Unitaid Backs Kenya’s Quest to Become a Regional Pharmaceutical Hub

By Gift Briton

Unitaid has announced plans to strengthen Kenya’s capacity to locally manufacture pharmaceutical products, including key medicines, tests, and oxygen.

Unitaid is a global health partnership, headquartered in Geneva, Switzerland, that accelerates the delivery of missing treatments to those with unmet needs. Currently, Unitaid supports 11 health projects in Kenya focusing mainly on HIV, TB, malaria, cervical cancer, maternal health, and liquid oxygen.

During its board visit to Kenya to take stock of the public health impacts of its investment, Unitaid affirmed that Kenya is one of the African countries set to benefit from its regional and local manufacturing agenda.

“We are exploring currently, as part of our regional and local production agenda, to support local production of liquid oxygen in the country so that Kenya and other countries in the region are not reliant on other multinationals. Another area we want to expand is the regional production of key medicines and tests,” Robert Matiru, Director of Programme Division for Unitaid, told journalists during a press briefing in Nairobi, Kenya.

Unitaid has already supported several local manufacturing of high-quality affordable medicines in Kenya. In 2023, the organization supported Universal Corporation Limited- a Kenyan pharmaceutical company- to make Kenya the first country in Africa to get the World Health Organization (WHO)’s approval for antimalarial drugs used to prevent malaria in women and children.

“There are other companies in Kenya and Africa at large that Unitaid will be identifying to support local productions. We told Kenya’s Cabinet Secretary for Health that we will be looking for other opportunities to support local production not just in Kenya but across other African countries. That is important for future health security for endemic diseases that continue to be a problem in Africa and for future pandemics so that our countries are better able to secure their health security,” Matiru said.

He added: “Balancing overreliance on health products is critical for the health security of African countries. It requires strengthening local and regional capabilities to produce essential medicines and diagnostics. That is going to take time but it has to start somewhere.  In our new strategy, we are going to expand our investment and efforts to do this. We are going to prioritize Africa so that with time, governments can start to source key medicines and tests within Africa.”

To achieve this, Unitaid notes that it will leverage regional approaches and institutions such as the Africa CDC and Africa Union to coordinate efforts for the establishment of regional pharmaceutical hubs such that the capacity of countries with demonstrable foundations and potential to produce key medicines and diagnostics are strengthened to enable them to produce and supply products to the whole continent.
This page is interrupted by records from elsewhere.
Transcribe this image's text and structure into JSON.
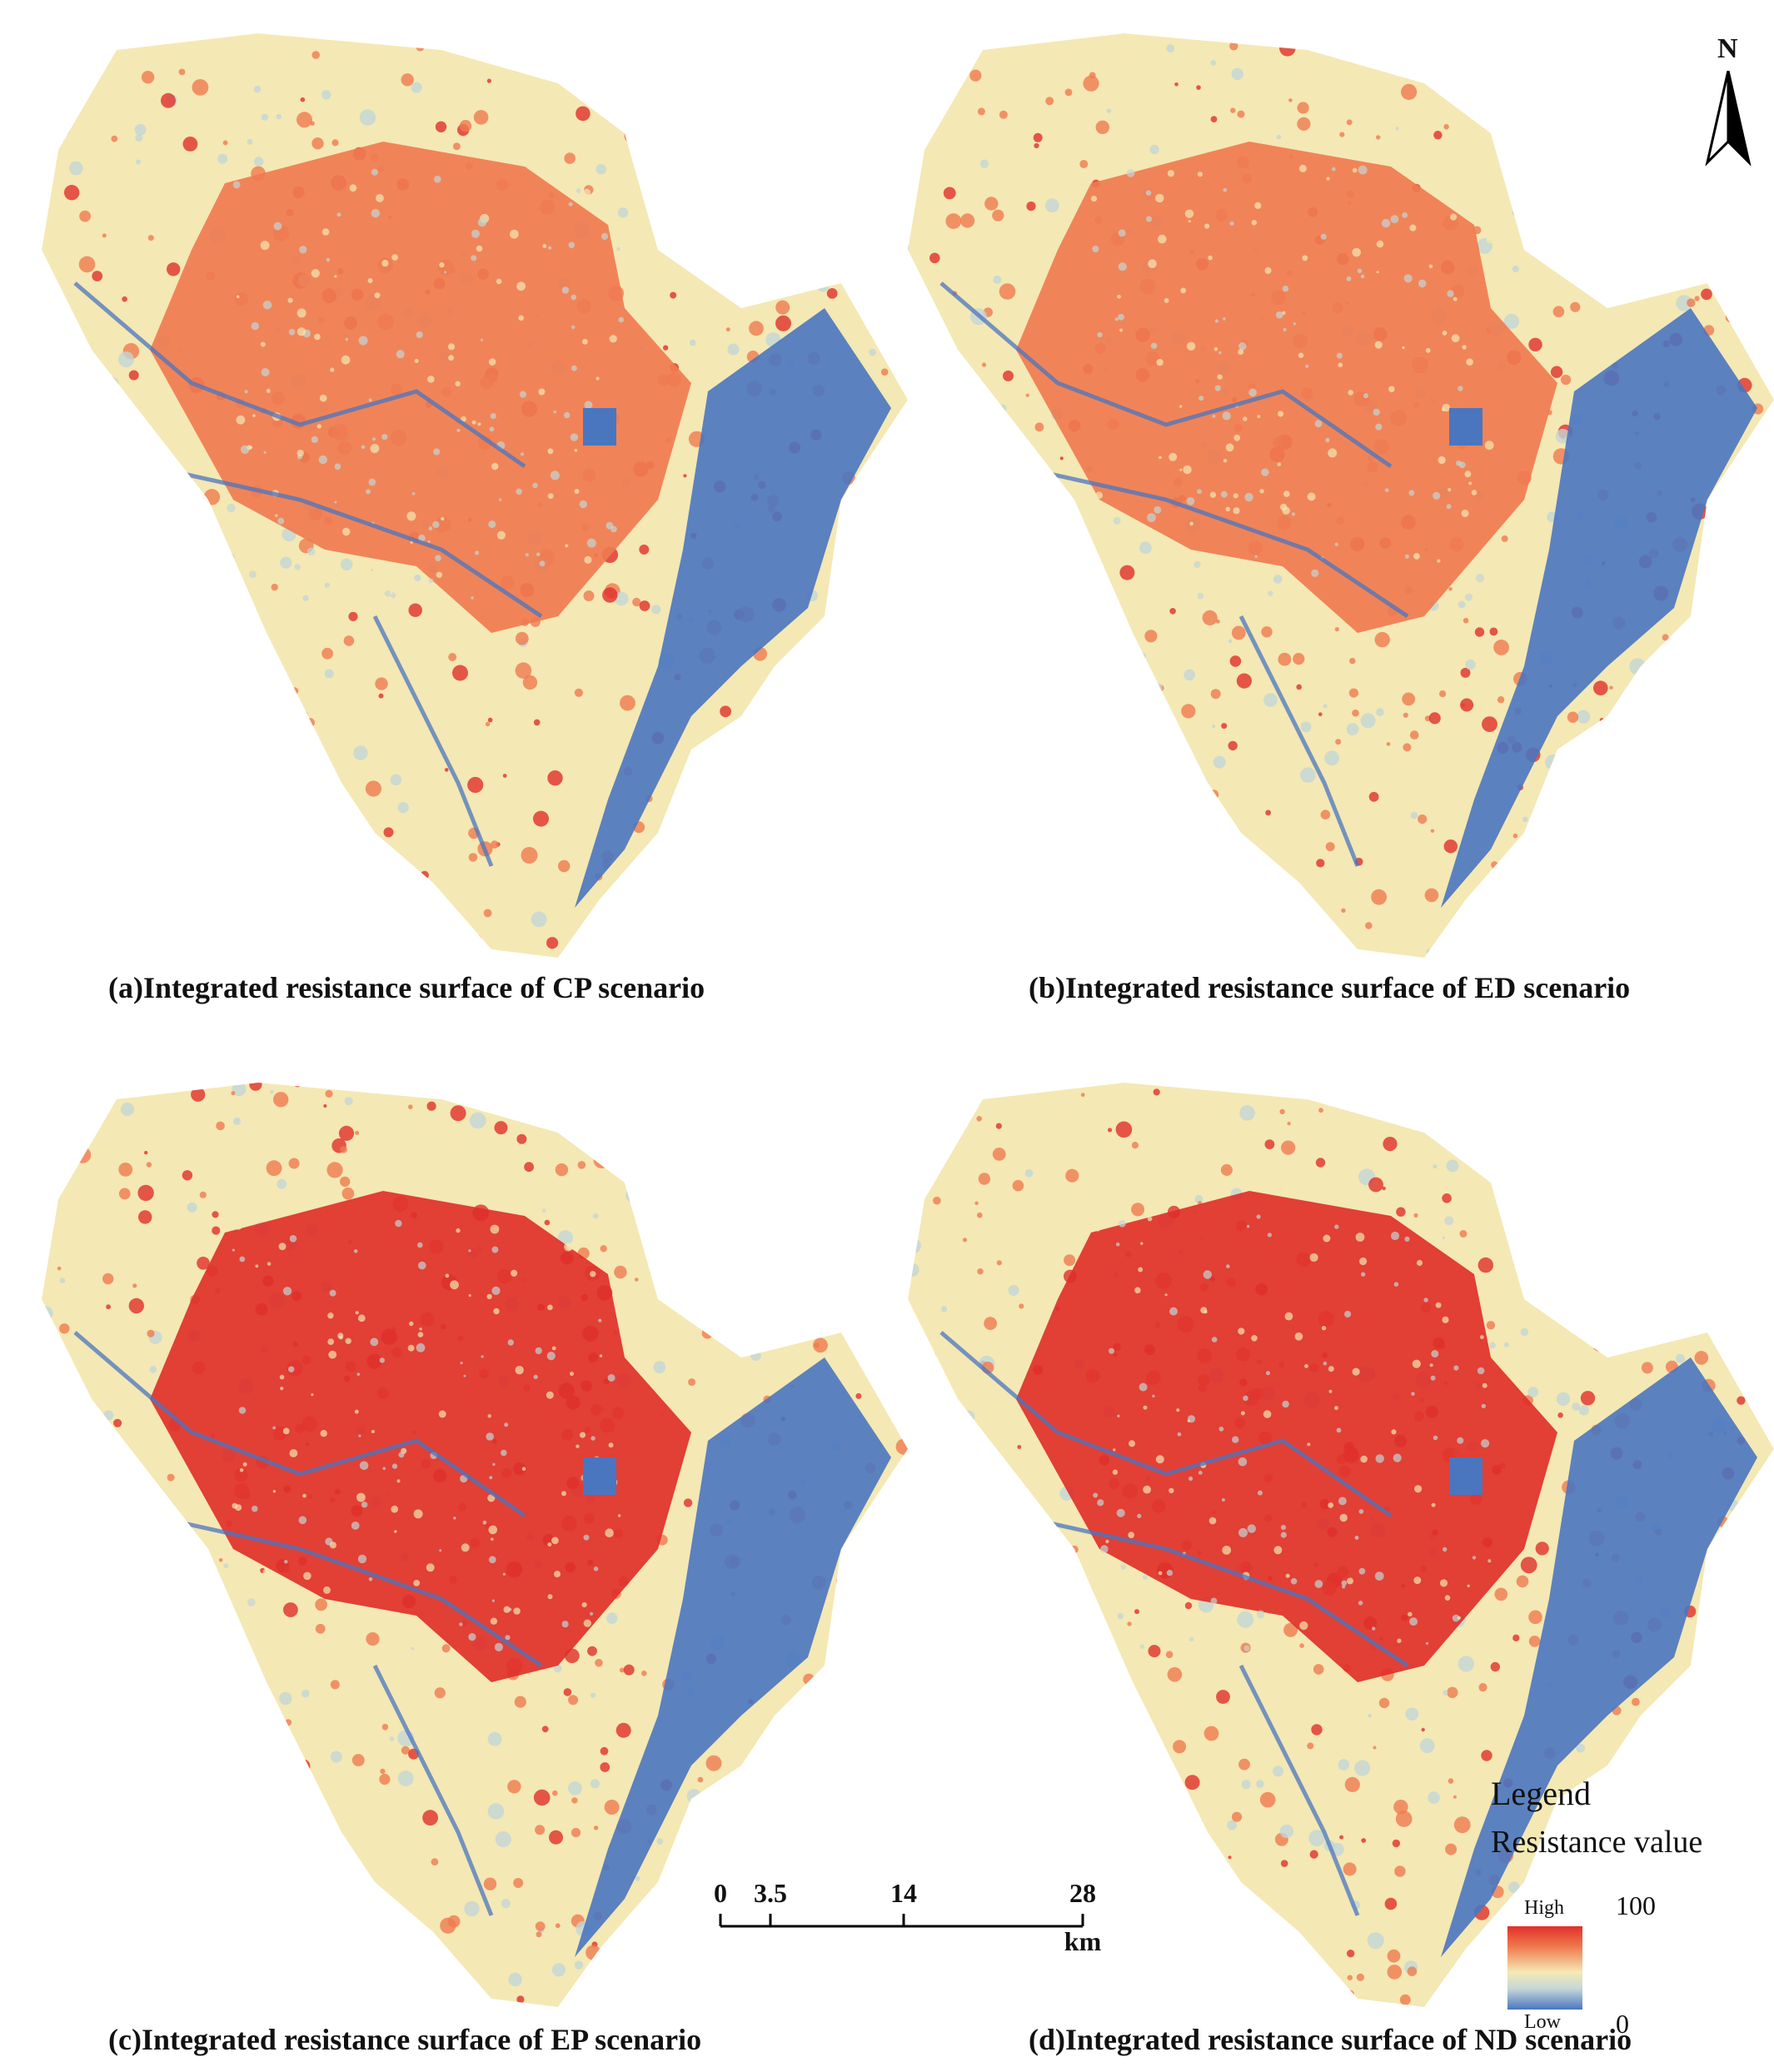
{
  "panels": [
    {
      "id": "a",
      "caption": "(a)Integrated resistance surface of CP scenario"
    },
    {
      "id": "b",
      "caption": "(b)Integrated resistance surface of ED scenario"
    },
    {
      "id": "c",
      "caption": "(c)Integrated resistance surface of EP scenario"
    },
    {
      "id": "d",
      "caption": "(d)Integrated resistance surface of ND scenario"
    }
  ],
  "north_arrow": {
    "label": "N"
  },
  "scale_bar": {
    "ticks": [
      "0",
      "3.5",
      "14",
      "28"
    ],
    "unit": "km"
  },
  "legend": {
    "title": "Legend",
    "subtitle": "Resistance value",
    "high_label": "High",
    "low_label": "Low",
    "max_value": "100",
    "min_value": "0"
  },
  "colors": {
    "high": "#e0302a",
    "mid_high": "#ef7b50",
    "mid": "#f4e8b4",
    "mid_low": "#c3d6d6",
    "low": "#4a76c0"
  }
}
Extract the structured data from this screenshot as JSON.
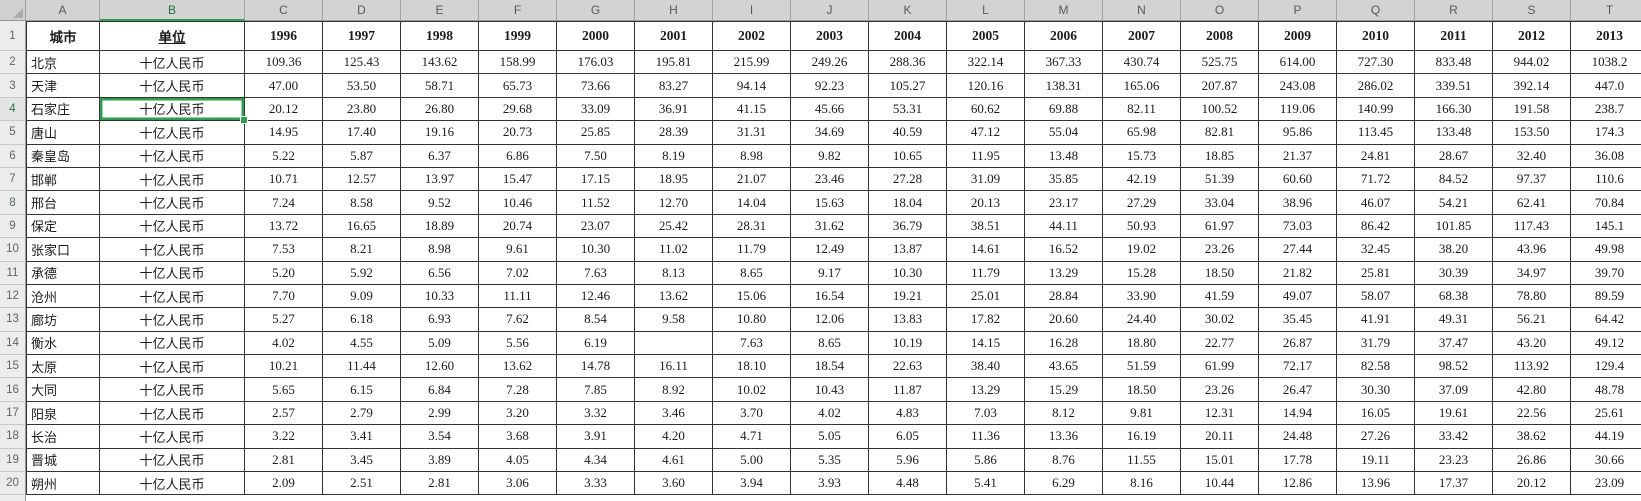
{
  "app": {
    "kind_label": "spreadsheet-grid"
  },
  "colors": {
    "selection_green": "#2f9e4f",
    "selection_text_green": "#217346",
    "header_strip_bg": "#d3d3d3",
    "gutter_bg": "#ececec",
    "grid_border": "#333333"
  },
  "selection": {
    "cell_ref": "B4",
    "column": "B",
    "row": "4"
  },
  "columns": [
    "A",
    "B",
    "C",
    "D",
    "E",
    "F",
    "G",
    "H",
    "I",
    "J",
    "K",
    "L",
    "M",
    "N",
    "O",
    "P",
    "Q",
    "R",
    "S",
    "T"
  ],
  "row_numbers": [
    "1",
    "2",
    "3",
    "4",
    "5",
    "6",
    "7",
    "8",
    "9",
    "10",
    "11",
    "12",
    "13",
    "14",
    "15",
    "16",
    "17",
    "18",
    "19",
    "20"
  ],
  "header": {
    "city": "城市",
    "unit": "单位",
    "years": [
      "1996",
      "1997",
      "1998",
      "1999",
      "2000",
      "2001",
      "2002",
      "2003",
      "2004",
      "2005",
      "2006",
      "2007",
      "2008",
      "2009",
      "2010",
      "2011",
      "2012",
      "2013"
    ]
  },
  "unit_value": "十亿人民币",
  "rows": [
    {
      "city": "北京",
      "unit": "十亿人民币",
      "values": [
        "109.36",
        "125.43",
        "143.62",
        "158.99",
        "176.03",
        "195.81",
        "215.99",
        "249.26",
        "288.36",
        "322.14",
        "367.33",
        "430.74",
        "525.75",
        "614.00",
        "727.30",
        "833.48",
        "944.02",
        "1038.2"
      ]
    },
    {
      "city": "天津",
      "unit": "十亿人民币",
      "values": [
        "47.00",
        "53.50",
        "58.71",
        "65.73",
        "73.66",
        "83.27",
        "94.14",
        "92.23",
        "105.27",
        "120.16",
        "138.31",
        "165.06",
        "207.87",
        "243.08",
        "286.02",
        "339.51",
        "392.14",
        "447.0"
      ]
    },
    {
      "city": "石家庄",
      "unit": "十亿人民币",
      "values": [
        "20.12",
        "23.80",
        "26.80",
        "29.68",
        "33.09",
        "36.91",
        "41.15",
        "45.66",
        "53.31",
        "60.62",
        "69.88",
        "82.11",
        "100.52",
        "119.06",
        "140.99",
        "166.30",
        "191.58",
        "238.7"
      ]
    },
    {
      "city": "唐山",
      "unit": "十亿人民币",
      "values": [
        "14.95",
        "17.40",
        "19.16",
        "20.73",
        "25.85",
        "28.39",
        "31.31",
        "34.69",
        "40.59",
        "47.12",
        "55.04",
        "65.98",
        "82.81",
        "95.86",
        "113.45",
        "133.48",
        "153.50",
        "174.3"
      ]
    },
    {
      "city": "秦皇岛",
      "unit": "十亿人民币",
      "values": [
        "5.22",
        "5.87",
        "6.37",
        "6.86",
        "7.50",
        "8.19",
        "8.98",
        "9.82",
        "10.65",
        "11.95",
        "13.48",
        "15.73",
        "18.85",
        "21.37",
        "24.81",
        "28.67",
        "32.40",
        "36.08"
      ]
    },
    {
      "city": "邯郸",
      "unit": "十亿人民币",
      "values": [
        "10.71",
        "12.57",
        "13.97",
        "15.47",
        "17.15",
        "18.95",
        "21.07",
        "23.46",
        "27.28",
        "31.09",
        "35.85",
        "42.19",
        "51.39",
        "60.60",
        "71.72",
        "84.52",
        "97.37",
        "110.6"
      ]
    },
    {
      "city": "邢台",
      "unit": "十亿人民币",
      "values": [
        "7.24",
        "8.58",
        "9.52",
        "10.46",
        "11.52",
        "12.70",
        "14.04",
        "15.63",
        "18.04",
        "20.13",
        "23.17",
        "27.29",
        "33.04",
        "38.96",
        "46.07",
        "54.21",
        "62.41",
        "70.84"
      ]
    },
    {
      "city": "保定",
      "unit": "十亿人民币",
      "values": [
        "13.72",
        "16.65",
        "18.89",
        "20.74",
        "23.07",
        "25.42",
        "28.31",
        "31.62",
        "36.79",
        "38.51",
        "44.11",
        "50.93",
        "61.97",
        "73.03",
        "86.42",
        "101.85",
        "117.43",
        "145.1"
      ]
    },
    {
      "city": "张家口",
      "unit": "十亿人民币",
      "values": [
        "7.53",
        "8.21",
        "8.98",
        "9.61",
        "10.30",
        "11.02",
        "11.79",
        "12.49",
        "13.87",
        "14.61",
        "16.52",
        "19.02",
        "23.26",
        "27.44",
        "32.45",
        "38.20",
        "43.96",
        "49.98"
      ]
    },
    {
      "city": "承德",
      "unit": "十亿人民币",
      "values": [
        "5.20",
        "5.92",
        "6.56",
        "7.02",
        "7.63",
        "8.13",
        "8.65",
        "9.17",
        "10.30",
        "11.79",
        "13.29",
        "15.28",
        "18.50",
        "21.82",
        "25.81",
        "30.39",
        "34.97",
        "39.70"
      ]
    },
    {
      "city": "沧州",
      "unit": "十亿人民币",
      "values": [
        "7.70",
        "9.09",
        "10.33",
        "11.11",
        "12.46",
        "13.62",
        "15.06",
        "16.54",
        "19.21",
        "25.01",
        "28.84",
        "33.90",
        "41.59",
        "49.07",
        "58.07",
        "68.38",
        "78.80",
        "89.59"
      ]
    },
    {
      "city": "廊坊",
      "unit": "十亿人民币",
      "values": [
        "5.27",
        "6.18",
        "6.93",
        "7.62",
        "8.54",
        "9.58",
        "10.80",
        "12.06",
        "13.83",
        "17.82",
        "20.60",
        "24.40",
        "30.02",
        "35.45",
        "41.91",
        "49.31",
        "56.21",
        "64.42"
      ]
    },
    {
      "city": "衡水",
      "unit": "十亿人民币",
      "values": [
        "4.02",
        "4.55",
        "5.09",
        "5.56",
        "6.19",
        "",
        "7.63",
        "8.65",
        "10.19",
        "14.15",
        "16.28",
        "18.80",
        "22.77",
        "26.87",
        "31.79",
        "37.47",
        "43.20",
        "49.12"
      ]
    },
    {
      "city": "太原",
      "unit": "十亿人民币",
      "values": [
        "10.21",
        "11.44",
        "12.60",
        "13.62",
        "14.78",
        "16.11",
        "18.10",
        "18.54",
        "22.63",
        "38.40",
        "43.65",
        "51.59",
        "61.99",
        "72.17",
        "82.58",
        "98.52",
        "113.92",
        "129.4"
      ]
    },
    {
      "city": "大同",
      "unit": "十亿人民币",
      "values": [
        "5.65",
        "6.15",
        "6.84",
        "7.28",
        "7.85",
        "8.92",
        "10.02",
        "10.43",
        "11.87",
        "13.29",
        "15.29",
        "18.50",
        "23.26",
        "26.47",
        "30.30",
        "37.09",
        "42.80",
        "48.78"
      ]
    },
    {
      "city": "阳泉",
      "unit": "十亿人民币",
      "values": [
        "2.57",
        "2.79",
        "2.99",
        "3.20",
        "3.32",
        "3.46",
        "3.70",
        "4.02",
        "4.83",
        "7.03",
        "8.12",
        "9.81",
        "12.31",
        "14.94",
        "16.05",
        "19.61",
        "22.56",
        "25.61"
      ]
    },
    {
      "city": "长治",
      "unit": "十亿人民币",
      "values": [
        "3.22",
        "3.41",
        "3.54",
        "3.68",
        "3.91",
        "4.20",
        "4.71",
        "5.05",
        "6.05",
        "11.36",
        "13.36",
        "16.19",
        "20.11",
        "24.48",
        "27.26",
        "33.42",
        "38.62",
        "44.19"
      ]
    },
    {
      "city": "晋城",
      "unit": "十亿人民币",
      "values": [
        "2.81",
        "3.45",
        "3.89",
        "4.05",
        "4.34",
        "4.61",
        "5.00",
        "5.35",
        "5.96",
        "5.86",
        "8.76",
        "11.55",
        "15.01",
        "17.78",
        "19.11",
        "23.23",
        "26.86",
        "30.66"
      ]
    },
    {
      "city": "朔州",
      "unit": "十亿人民币",
      "values": [
        "2.09",
        "2.51",
        "2.81",
        "3.06",
        "3.33",
        "3.60",
        "3.94",
        "3.93",
        "4.48",
        "5.41",
        "6.29",
        "8.16",
        "10.44",
        "12.86",
        "13.96",
        "17.37",
        "20.12",
        "23.09"
      ]
    }
  ]
}
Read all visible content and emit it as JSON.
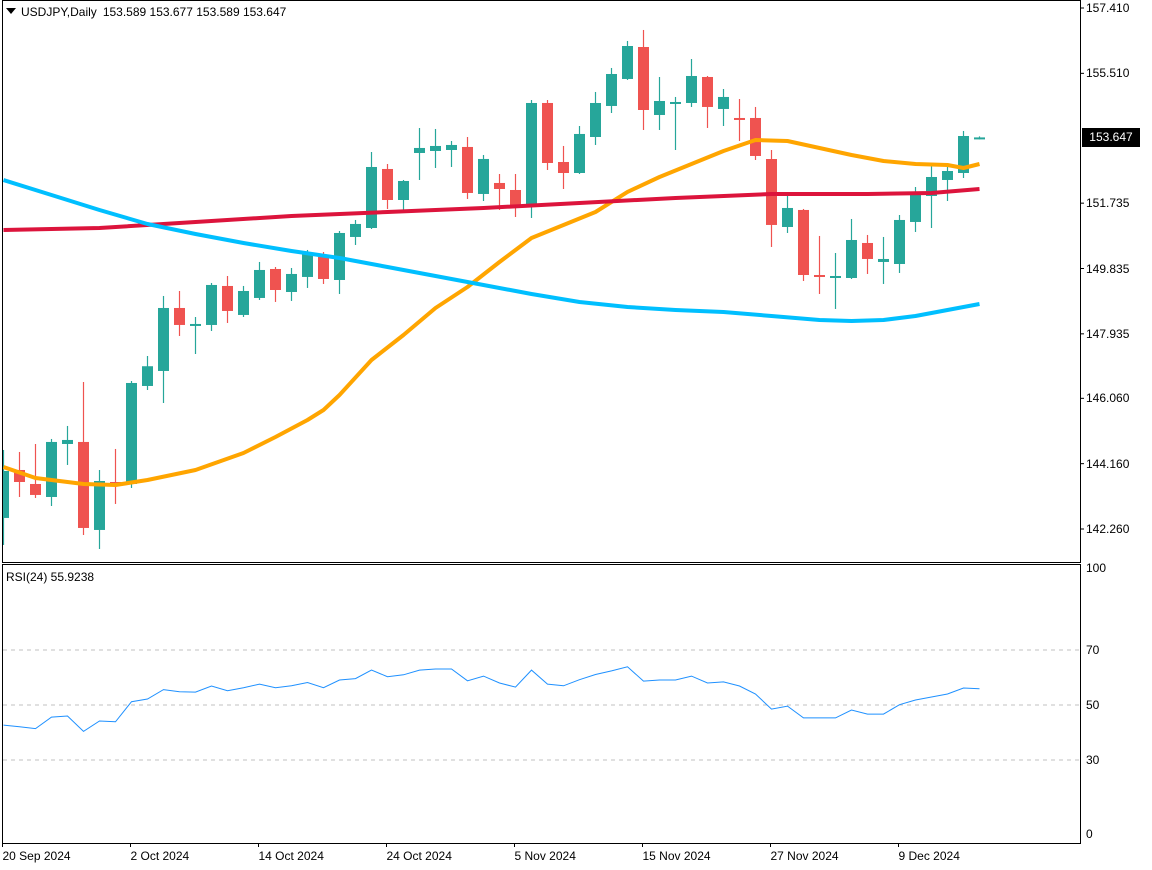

“Kenya is an important country for Unitaid because of the many underlying elements. Be it the political will to be an early mover, the political commitment to universal health coverage, investing in community health champions, and civil societies who are also able to hold government to account. What is important for us at Unitaid is sustainability. Ensuring that there is a viable market to sustain production and empowering the manufacturer to be on the market on a long-term basis which is part of the product security agenda of Kenya,” Tenu Avafia, Deputy Executive Director for Unitaid said.